主要企業の決算を控え模様眺めムードも、押し目買い意欲は強い

●日経平均は3月高値が射程に、バフェット氏の発言が後押し

 日経平均株価は6営業日続伸で4月4日の戻り高値2万8287円を突破し、3月9日以来およそ1カ月ぶりに2万8500円台を回復してきた。景気後退(リセッション)懸念が高まっていた米国では、3月の米消費者物価指数(CPI)や卸売物価指数(PPI)の鈍化により、5月の米連邦公開市場委員会(FOMC)での0.25%の追加利上げで金利水準はピークを打つ(あるいは据え置く)との期待が広がり、13日のNYダウは約2カ月ぶりに3万4000ドルを回復した。

 VIX指数は18を下回り、終値では年初以降の安値をつけるなど、リスクオンムードが強まった。これに加えて、今週は米著名投資家ウォーレン・バフェット氏が「日本株を追加取得する」と述べたことが話題となり、大手商社株のほか、低PBR銘柄など割安な企業を物色する動きが活発だった。さらに、小売企業の決算発表が本格化するなか、ファーストリテイリング <9983> [東証P]が決算評価によって上昇し、日経平均株価を押し上げた。

 日経平均株価は直近戻り高値を突破し、3月の年初来高値(2万8734円)が射程に入ってきた。バフェット氏の発言もあって押し目買い意欲は強そうだが、決算シーズンに入り、本格化する主要企業の決算を見極めたいとするムードも高まりやすい。ファーストリテイリングなどの決算により市場のセンチメントはひとまず改善した格好だが、小売り企業の業績も明暗が分かれており、先回り的な買いは限られよう。ゴールデンウイーク期間中の5月2日~3日にはFOMCも開催される。会合を前に手控え気分も強まるとみられ、決算やテーマ性のある銘柄での個別対応となりそうだ。

●今後、活躍が期待される「注目5銘柄」

◆PKSHA Technology <3993> [東証S]
AI(人工知能)を用いてメールやチャットデータなどからFAQを自動作成できるサービス「Knowledge Maker(ナレッジメーカー)」を手掛けており、米マイクロソフト<MSFT>のチャットアプリ「Teams」上でFAQを自動作成するサービスも提供する。
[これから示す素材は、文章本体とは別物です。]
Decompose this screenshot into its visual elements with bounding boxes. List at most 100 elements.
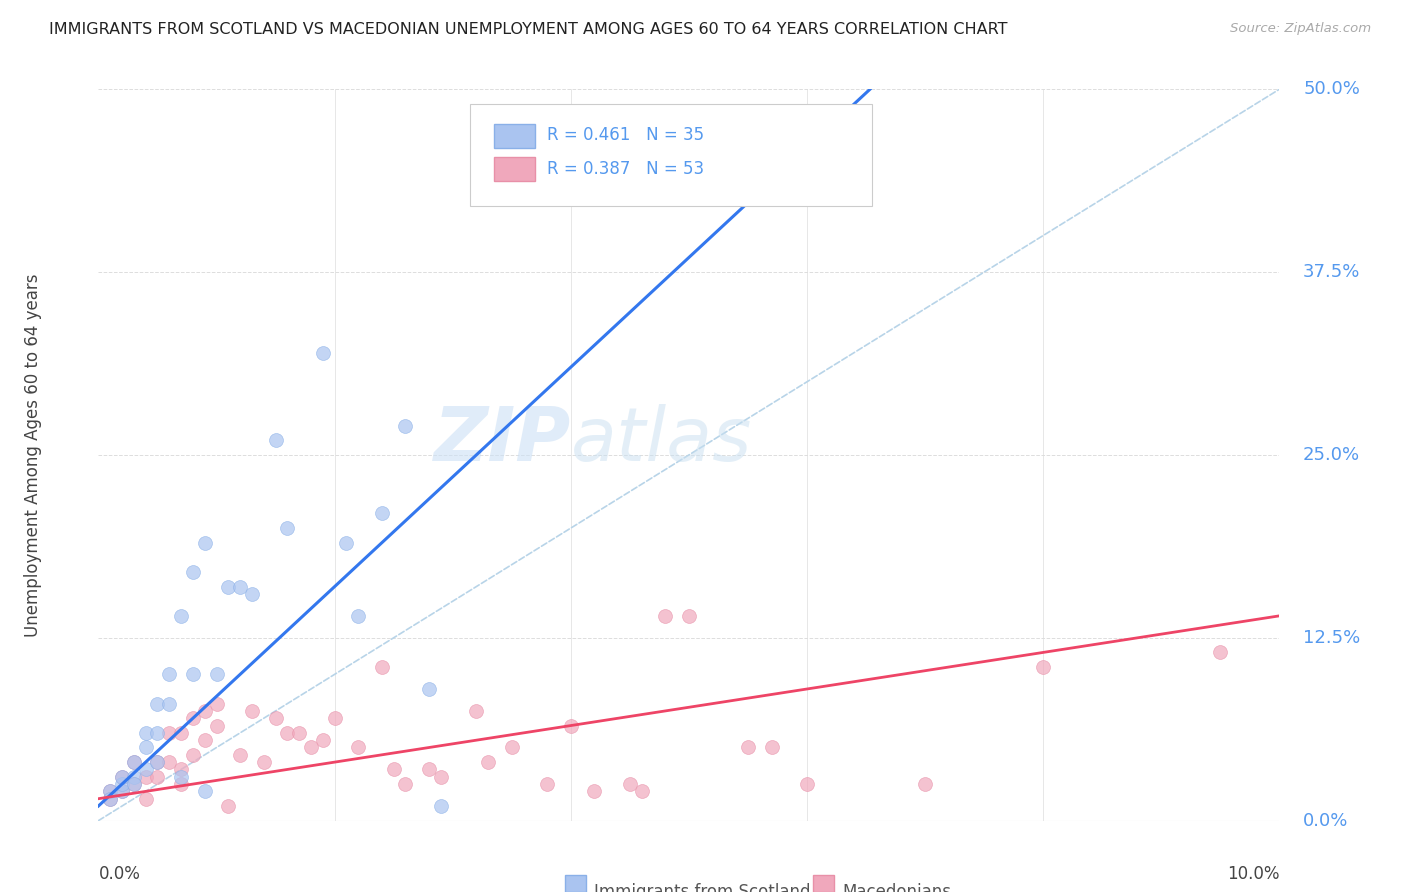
Point: [157, 697, 180, 711]
Text: R = 0.387   N = 53: R = 0.387 N = 53: [547, 160, 704, 178]
Point: [430, 770, 453, 784]
Point: [135, 763, 157, 777]
Point: [135, 740, 157, 755]
Point: [157, 755, 180, 769]
Text: Unemployment Among Ages 60 to 64 years: Unemployment Among Ages 60 to 64 years: [24, 273, 42, 637]
Point: [98, 791, 121, 805]
Point: [194, 784, 217, 798]
Point: [347, 740, 370, 755]
Point: [205, 667, 228, 681]
Point: [394, 418, 416, 433]
Point: [914, 777, 936, 791]
Point: [122, 755, 145, 769]
Point: [240, 704, 263, 718]
Text: Source: ZipAtlas.com: Source: ZipAtlas.com: [1230, 22, 1371, 36]
Point: [98, 784, 121, 798]
Text: 25.0%: 25.0%: [1303, 446, 1360, 464]
Point: [194, 704, 217, 718]
Point: [229, 747, 252, 762]
Point: [157, 667, 180, 681]
Point: [430, 799, 453, 814]
Point: [264, 434, 287, 448]
Text: 0.0%: 0.0%: [1303, 812, 1348, 830]
Point: [146, 697, 169, 711]
Point: [122, 770, 145, 784]
Point: [299, 740, 322, 755]
Point: [312, 733, 335, 747]
Point: [146, 726, 169, 740]
Point: [347, 608, 370, 623]
Point: [654, 608, 676, 623]
Point: [157, 726, 180, 740]
FancyBboxPatch shape: [471, 103, 872, 206]
Point: [371, 507, 394, 521]
Text: atlas: atlas: [571, 404, 752, 476]
Point: [98, 791, 121, 805]
Point: [111, 784, 134, 798]
Point: [418, 681, 440, 696]
Point: [382, 763, 405, 777]
Point: [323, 711, 346, 725]
Point: [135, 770, 157, 784]
Point: [194, 733, 217, 747]
FancyBboxPatch shape: [565, 876, 586, 892]
Point: [1032, 660, 1054, 674]
Point: [253, 755, 276, 769]
Point: [111, 770, 134, 784]
Point: [536, 777, 558, 791]
Point: [217, 799, 239, 814]
FancyBboxPatch shape: [494, 157, 536, 180]
Point: [205, 718, 228, 732]
Point: [170, 770, 193, 784]
Text: 10.0%: 10.0%: [1227, 864, 1279, 882]
Point: [583, 784, 606, 798]
FancyBboxPatch shape: [813, 876, 834, 892]
FancyBboxPatch shape: [494, 124, 536, 148]
Point: [560, 718, 582, 732]
Point: [135, 791, 157, 805]
Point: [205, 697, 228, 711]
Point: [170, 726, 193, 740]
Text: ZIP: ZIP: [433, 404, 571, 477]
Point: [194, 535, 217, 549]
Point: [288, 726, 311, 740]
Point: [122, 777, 145, 791]
Point: [394, 777, 416, 791]
Point: [170, 608, 193, 623]
Point: [146, 755, 169, 769]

クラウド業界最大手の米アマゾン・ドット・コム<AMZN>が生成AIを提供すると発表したことで、今後、生成AIの利用環境の整備が進むとともに、需要拡大に弾みがつくことが期待される。株価は足もとのリバウンドで上値を抑えられていた200日移動平均線を明確に上放れ、3月3日の年初来高値2125円が射程に入ってきた。同水準をクリアしてくると、2021年2月高値の4125円をピークとする長期調整トレンドの転換も期待できそうだ。

◆アルペン <3028> [東証P]
スポーツ専門店最大手であり、スポーツ用品店、ゴルフ用品店などを全国展開する。侍ジャパン優勝で幕を閉じたWBC後も野球熱は冷めないが、今年は他にも9~10月開催の「ラグビーワールドカップフランス」、11月開幕の「FIFAワールドカップ2026アジア2次予選」などスポーツのビッグイベントが相次ぐ。また、「3密」回避のスポーツとしてゴルフが注目を集めたが、コロナ禍が収束に向かうなかでも屋内練習場(シミュレーションゴルフ)の増加もあって、若者のゴルフ人気は高く、関連道具やウェアなどの売上寄与が期待される。株価は足もとのリバウンドで昨年12月半ば以降、上値抵抗として機能してきた200日線を突破しつつあり、長期的なボトムレンジからの上放れに期待したい。

◆アイコム <6820> [東証P]
無線通信機器大手。2月9日に2023年3月期第3四半期累計(4-12月)決算の発表と併せて、通期の連結経常利益を従来予想の20.9億円→23.9億円(前期は15.7億円)に上方修正した。欧米を中心に経済活動の正常化に伴う需要増が続くうえ、電子部品などの原材料の入手難にも改善の兆しが表れている。第4四半期の想定為替レートを1ドル=130円、1ユーロ=140円と円高に修正しているが、足もとの為替相場は同水準を上回る円安で推移を続けており、上振れ着地が期待される。株価はリバウンド基調を強めて、1月の急落局面で空けたマドを埋めつつある。ボトム圏でのレンジ上放れから、一段のリバウンド加速に期待したい。

◆ドトール・日レスホールディングス <3087> [東証P]
コーヒーやパスタ店に強みを持つ外食大手。4月14日の引け後に決算を発表。2023年2月期の連結経常損益は34.6億円の黒字(前の期は14.7億円の赤字)に浮上し、続く24年2月期の同利益は前期比2.1倍の74.4億円に急拡大する見通しとなった。年間配当は前期比2円増の32円に増配する方針。新型コロナウイルス感染症の業績に与える影響が徐々に薄らぎ、売上高の回復傾向が顕著となっている。週末14日の上昇で3月3日につけた年初来高値を更新。いったんは達成感が意識される可能性はあるものの、切り上がる13週線を支持線としたトレンドを継続しており、押し目狙いのスタンスになろう。

◆エヌ・ピー・シー <6255> [東証G]
太陽電池の製造装置大手。4月12日に2023年8月期の連結経常利益を従来予想の3億4200万円から6億6400万円に上方修正した。米国主要顧客の新工場向け装置、国内電子部品業界向け FA装置が予定通り売上に計上される見込みであるほか、下期も部品の売上が好調を維持する。これを受けて13日にストップ高、翌14日には611円まで上昇し、3月6日につけた年初来高値600円を更新してきた。ただし、14日の日足は長い上ヒゲを描き、3月高値とのダブルトップ形成も意識されやすい。押し目狙いのスタンスとなりそうだが、昨年10月の急落分を徐々に埋めてきており、昨年9月高値の730円を射程に入れる展開を想定する。